See also: "Trudeau Shamed Into Supporting France, Freedom of Expression," Brian Lilley, Toronto Sun, Nov. 6, 2020.  These quotations are from this article:

"It’s a sad statement when leaders from around the world stand with France but Canada doesn’t.

The central question is whether it is ever acceptable to insult religious figures, specifically by showing images of Mohammed.

Islam forbids showing images of Mohammed, but I’m not a Muslim and shouldn’t have to live by that rule any more than their rule against eating bacon.

What he should have said is that while he may find the cartoons of Mohammed offensive and understands why Muslims do, it is a fundamental freedom to show them, publish them or discuss them."

Post Script:

I am too cowardly to use the image of you-know-who and hope the cartoon of Erdogan is not overly offensive.

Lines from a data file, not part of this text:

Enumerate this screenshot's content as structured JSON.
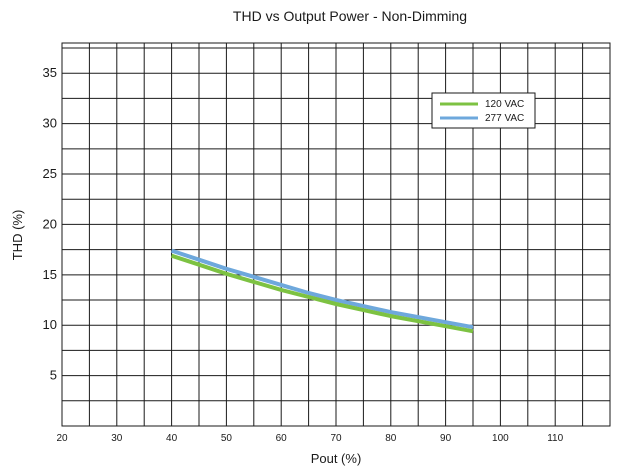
{
  "chart_data": {
    "type": "line",
    "title": "THD vs Output Power - Non-Dimming",
    "xlabel": "Pout (%)",
    "ylabel": "THD (%)",
    "xlim": [
      20,
      120
    ],
    "ylim": [
      0,
      38
    ],
    "xticks": [
      20,
      30,
      40,
      50,
      60,
      70,
      80,
      90,
      100,
      110
    ],
    "yticks": [
      5,
      10,
      15,
      20,
      25,
      30,
      35
    ],
    "grid": true,
    "legend_position": "top-right",
    "series": [
      {
        "name": "120 VAC",
        "color": "#7dc242",
        "x": [
          40,
          45,
          50,
          55,
          60,
          65,
          70,
          75,
          80,
          85,
          90,
          95
        ],
        "y": [
          16.9,
          16.0,
          15.1,
          14.3,
          13.5,
          12.8,
          12.1,
          11.5,
          10.9,
          10.4,
          9.9,
          9.4
        ]
      },
      {
        "name": "277 VAC",
        "color": "#6ea8dc",
        "x": [
          40,
          45,
          50,
          55,
          60,
          65,
          70,
          75,
          80,
          85,
          90,
          95
        ],
        "y": [
          17.4,
          16.5,
          15.6,
          14.8,
          14.0,
          13.2,
          12.5,
          11.9,
          11.3,
          10.8,
          10.3,
          9.8
        ]
      }
    ]
  }
}
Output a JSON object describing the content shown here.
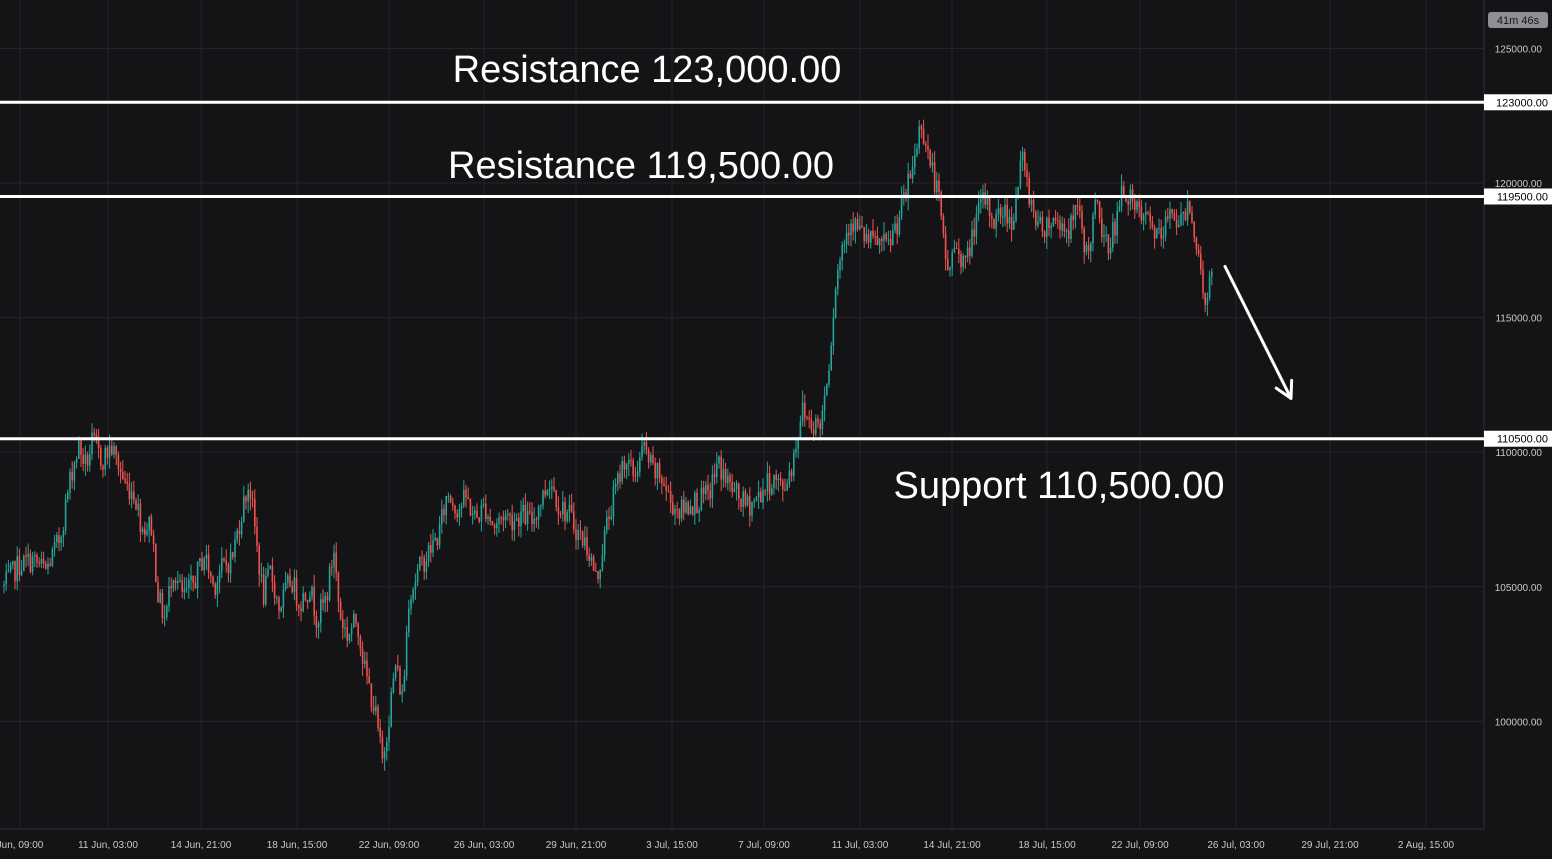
{
  "chart_data": {
    "type": "candlestick",
    "timer": "41m 46s",
    "y_axis": {
      "ylim": [
        96000,
        126800
      ],
      "ticks": [
        100000,
        105000,
        110000,
        115000,
        120000,
        125000
      ],
      "tick_labels": [
        "100000.00",
        "105000.00",
        "110000.00",
        "115000.00",
        "120000.00",
        "125000.00"
      ]
    },
    "x_axis": {
      "ticks": [
        "Jun, 09:00",
        "11 Jun, 03:00",
        "14 Jun, 21:00",
        "18 Jun, 15:00",
        "22 Jun, 09:00",
        "26 Jun, 03:00",
        "29 Jun, 21:00",
        "3 Jul, 15:00",
        "7 Jul, 09:00",
        "11 Jul, 03:00",
        "14 Jul, 21:00",
        "18 Jul, 15:00",
        "22 Jul, 09:00",
        "26 Jul, 03:00",
        "29 Jul, 21:00",
        "2 Aug, 15:00"
      ]
    },
    "levels": [
      {
        "kind": "resistance",
        "value": 123000,
        "axis_label": "123000.00",
        "text": "Resistance 123,000.00"
      },
      {
        "kind": "resistance",
        "value": 119500,
        "axis_label": "119500.00",
        "text": "Resistance 119,500.00"
      },
      {
        "kind": "support",
        "value": 110500,
        "axis_label": "110500.00",
        "text": "Support 110,500.00"
      }
    ],
    "projection_arrow": {
      "direction": "down",
      "from": {
        "date": "25 Jul",
        "price": 116900
      },
      "to": {
        "date": "27 Jul",
        "price": 112000
      }
    },
    "price_path": [
      {
        "x": 0,
        "p": 105000
      },
      {
        "x": 1.5,
        "p": 105800
      },
      {
        "x": 3,
        "p": 106000
      },
      {
        "x": 4.5,
        "p": 105600
      },
      {
        "x": 6,
        "p": 106800
      },
      {
        "x": 7.2,
        "p": 109200
      },
      {
        "x": 8,
        "p": 110200
      },
      {
        "x": 8.8,
        "p": 109500
      },
      {
        "x": 9.5,
        "p": 110400
      },
      {
        "x": 10.5,
        "p": 109700
      },
      {
        "x": 11.5,
        "p": 110200
      },
      {
        "x": 12.3,
        "p": 109500
      },
      {
        "x": 13,
        "p": 108800
      },
      {
        "x": 14,
        "p": 108500
      },
      {
        "x": 14.8,
        "p": 107200
      },
      {
        "x": 15.8,
        "p": 107300
      },
      {
        "x": 16.6,
        "p": 104500
      },
      {
        "x": 17.3,
        "p": 103800
      },
      {
        "x": 18.1,
        "p": 105700
      },
      {
        "x": 19.2,
        "p": 104600
      },
      {
        "x": 20.3,
        "p": 105100
      },
      {
        "x": 21.5,
        "p": 106200
      },
      {
        "x": 22.5,
        "p": 105000
      },
      {
        "x": 23.2,
        "p": 105600
      },
      {
        "x": 24.5,
        "p": 106100
      },
      {
        "x": 25.5,
        "p": 107800
      },
      {
        "x": 26.3,
        "p": 108900
      },
      {
        "x": 27,
        "p": 106900
      },
      {
        "x": 27.8,
        "p": 104600
      },
      {
        "x": 28.6,
        "p": 105600
      },
      {
        "x": 29.5,
        "p": 104200
      },
      {
        "x": 30.8,
        "p": 105300
      },
      {
        "x": 31.7,
        "p": 104400
      },
      {
        "x": 32.8,
        "p": 105000
      },
      {
        "x": 33.6,
        "p": 103800
      },
      {
        "x": 34.6,
        "p": 104600
      },
      {
        "x": 35.4,
        "p": 106400
      },
      {
        "x": 36,
        "p": 104000
      },
      {
        "x": 36.8,
        "p": 103200
      },
      {
        "x": 37.9,
        "p": 103800
      },
      {
        "x": 38.7,
        "p": 101900
      },
      {
        "x": 39.8,
        "p": 100400
      },
      {
        "x": 40.6,
        "p": 98500
      },
      {
        "x": 41.3,
        "p": 100200
      },
      {
        "x": 42,
        "p": 102100
      },
      {
        "x": 42.8,
        "p": 100800
      },
      {
        "x": 43.4,
        "p": 104600
      },
      {
        "x": 44.6,
        "p": 105700
      },
      {
        "x": 45.6,
        "p": 106300
      },
      {
        "x": 46.6,
        "p": 106900
      },
      {
        "x": 47.6,
        "p": 108500
      },
      {
        "x": 48.6,
        "p": 107900
      },
      {
        "x": 49.6,
        "p": 108300
      },
      {
        "x": 50.6,
        "p": 107500
      },
      {
        "x": 51.6,
        "p": 108000
      },
      {
        "x": 52.6,
        "p": 107200
      },
      {
        "x": 53.6,
        "p": 107700
      },
      {
        "x": 54.6,
        "p": 107500
      },
      {
        "x": 55.6,
        "p": 107700
      },
      {
        "x": 56.6,
        "p": 107400
      },
      {
        "x": 57.6,
        "p": 108200
      },
      {
        "x": 58.6,
        "p": 109000
      },
      {
        "x": 59.6,
        "p": 108000
      },
      {
        "x": 60.6,
        "p": 107700
      },
      {
        "x": 61.6,
        "p": 107000
      },
      {
        "x": 62.6,
        "p": 106500
      },
      {
        "x": 63.6,
        "p": 105200
      },
      {
        "x": 64.6,
        "p": 107200
      },
      {
        "x": 65.6,
        "p": 108600
      },
      {
        "x": 66.6,
        "p": 109800
      },
      {
        "x": 67.6,
        "p": 109100
      },
      {
        "x": 68.6,
        "p": 110200
      },
      {
        "x": 69.6,
        "p": 109300
      },
      {
        "x": 70.6,
        "p": 109000
      },
      {
        "x": 71.6,
        "p": 108100
      },
      {
        "x": 72.6,
        "p": 107800
      },
      {
        "x": 73.6,
        "p": 108100
      },
      {
        "x": 74.6,
        "p": 108200
      },
      {
        "x": 75.6,
        "p": 108400
      },
      {
        "x": 76.6,
        "p": 109600
      },
      {
        "x": 77.6,
        "p": 108900
      },
      {
        "x": 78.6,
        "p": 108400
      },
      {
        "x": 79.6,
        "p": 108000
      },
      {
        "x": 80.6,
        "p": 108200
      },
      {
        "x": 81.6,
        "p": 108700
      },
      {
        "x": 82.6,
        "p": 109000
      },
      {
        "x": 83.6,
        "p": 108600
      },
      {
        "x": 84.6,
        "p": 109600
      },
      {
        "x": 85.6,
        "p": 111600
      },
      {
        "x": 86.6,
        "p": 111100
      },
      {
        "x": 87.6,
        "p": 111000
      },
      {
        "x": 88.6,
        "p": 113600
      },
      {
        "x": 89.2,
        "p": 116200
      },
      {
        "x": 89.9,
        "p": 117600
      },
      {
        "x": 90.8,
        "p": 118700
      },
      {
        "x": 91.8,
        "p": 118200
      },
      {
        "x": 92.8,
        "p": 117800
      },
      {
        "x": 93.8,
        "p": 117800
      },
      {
        "x": 94.8,
        "p": 117600
      },
      {
        "x": 95.8,
        "p": 118500
      },
      {
        "x": 96.8,
        "p": 119600
      },
      {
        "x": 97.6,
        "p": 120800
      },
      {
        "x": 98.4,
        "p": 122300
      },
      {
        "x": 99.2,
        "p": 121000
      },
      {
        "x": 100.2,
        "p": 119600
      },
      {
        "x": 101.2,
        "p": 116700
      },
      {
        "x": 102.2,
        "p": 117700
      },
      {
        "x": 103.2,
        "p": 116900
      },
      {
        "x": 104.2,
        "p": 118600
      },
      {
        "x": 105.2,
        "p": 119400
      },
      {
        "x": 106.2,
        "p": 118600
      },
      {
        "x": 107.2,
        "p": 119000
      },
      {
        "x": 108.2,
        "p": 118600
      },
      {
        "x": 109.2,
        "p": 120900
      },
      {
        "x": 110.2,
        "p": 119300
      },
      {
        "x": 111.2,
        "p": 118300
      },
      {
        "x": 112.2,
        "p": 118600
      },
      {
        "x": 113.2,
        "p": 118600
      },
      {
        "x": 114.2,
        "p": 118200
      },
      {
        "x": 115.2,
        "p": 119000
      },
      {
        "x": 116.2,
        "p": 117300
      },
      {
        "x": 117.2,
        "p": 119200
      },
      {
        "x": 118.2,
        "p": 117600
      },
      {
        "x": 119.2,
        "p": 118400
      },
      {
        "x": 120.2,
        "p": 119900
      },
      {
        "x": 121.2,
        "p": 119000
      },
      {
        "x": 122.2,
        "p": 118700
      },
      {
        "x": 123.2,
        "p": 118400
      },
      {
        "x": 124.2,
        "p": 117800
      },
      {
        "x": 125.2,
        "p": 119200
      },
      {
        "x": 126.2,
        "p": 118400
      },
      {
        "x": 127.2,
        "p": 119400
      },
      {
        "x": 128,
        "p": 117600
      },
      {
        "x": 128.8,
        "p": 115600
      },
      {
        "x": 129.6,
        "p": 116600
      }
    ]
  }
}
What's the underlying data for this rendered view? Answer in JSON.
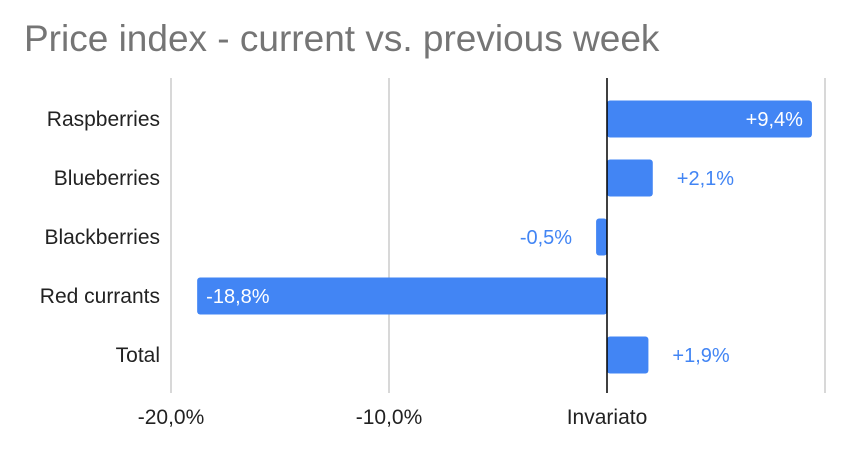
{
  "colors": {
    "bar": "#4285f4",
    "label_inside": "#ffffff",
    "label_outside": "#4285f4",
    "gridline": "#cccccc",
    "zero_line": "#000000",
    "title": "#757575"
  },
  "chart_data": {
    "type": "bar",
    "orientation": "horizontal",
    "title": "Price index - current vs. previous week",
    "categories": [
      "Raspberries",
      "Blueberries",
      "Blackberries",
      "Red currants",
      "Total"
    ],
    "values": [
      9.4,
      2.1,
      -0.5,
      -18.8,
      1.9
    ],
    "data_labels": [
      "+9,4%",
      "+2,1%",
      "-0,5%",
      "-18,8%",
      "+1,9%"
    ],
    "xlim": [
      -20,
      10
    ],
    "x_ticks": [
      -20,
      -10,
      0,
      10
    ],
    "x_tick_labels": [
      "-20,0%",
      "-10,0%",
      "Invariato",
      ""
    ],
    "grid": true,
    "legend": "none"
  }
}
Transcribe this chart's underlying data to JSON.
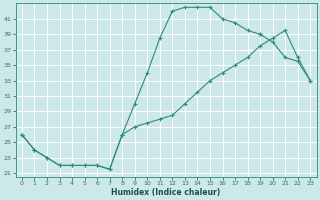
{
  "xlabel": "Humidex (Indice chaleur)",
  "bg_color": "#cce8e8",
  "grid_color": "#ffffff",
  "line_color": "#2e8b7a",
  "xlim": [
    -0.5,
    23.5
  ],
  "ylim": [
    20.5,
    43
  ],
  "xticks": [
    0,
    1,
    2,
    3,
    4,
    5,
    6,
    7,
    8,
    9,
    10,
    11,
    12,
    13,
    14,
    15,
    16,
    17,
    18,
    19,
    20,
    21,
    22,
    23
  ],
  "yticks": [
    21,
    23,
    25,
    27,
    29,
    31,
    33,
    35,
    37,
    39,
    41
  ],
  "curve_upper_x": [
    0,
    1,
    2,
    3,
    4,
    5,
    6,
    7,
    8,
    9,
    10,
    11,
    12,
    13,
    14,
    15,
    16,
    17,
    18,
    19
  ],
  "curve_upper_y": [
    26,
    24,
    23,
    22,
    22,
    22,
    22,
    21.5,
    26,
    30,
    34,
    38.5,
    42,
    42.5,
    42.5,
    42.5,
    41,
    40.5,
    39.5,
    39
  ],
  "curve_right_x": [
    19,
    20,
    21,
    22,
    23
  ],
  "curve_right_y": [
    39,
    38,
    36,
    35.5,
    33
  ],
  "curve_diag_x": [
    0,
    1,
    2,
    3,
    4,
    5,
    6,
    7,
    8,
    9,
    10,
    11,
    12,
    13,
    14,
    15,
    16,
    17,
    18,
    19,
    20,
    21,
    22,
    23
  ],
  "curve_diag_y": [
    26,
    24,
    23,
    22,
    22,
    22,
    22,
    21.5,
    26,
    27,
    27.5,
    28,
    28.5,
    30,
    31.5,
    33,
    34,
    35,
    36,
    37.5,
    38.5,
    39.5,
    36,
    33
  ]
}
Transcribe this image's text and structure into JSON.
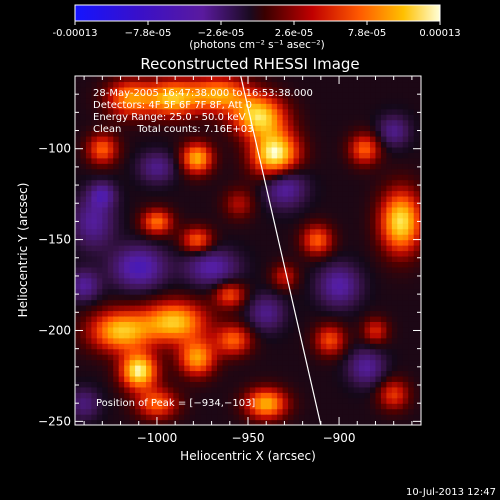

I am not the only coward. In 2009, Yale University Press published THE CARTOONS THAT SHOOK THE WORLD, by Jytte Klausen. Oddly enough, there is not one cartoon in it.

If you are interested in the debate over this issue, go back to the spring of 2005. At that time PEN awarded Charlie Hebdo a freedom of speech award. You will think that PEN members would be automatically in favour of presenting such an honour, but the event was boycotted by some. Of course Salman Rushdie, a former PEN president agreed since he had to go into hiding for several years, after the publication of Satanic Verses. Canadian author Michael Ondaatje, among others, protested.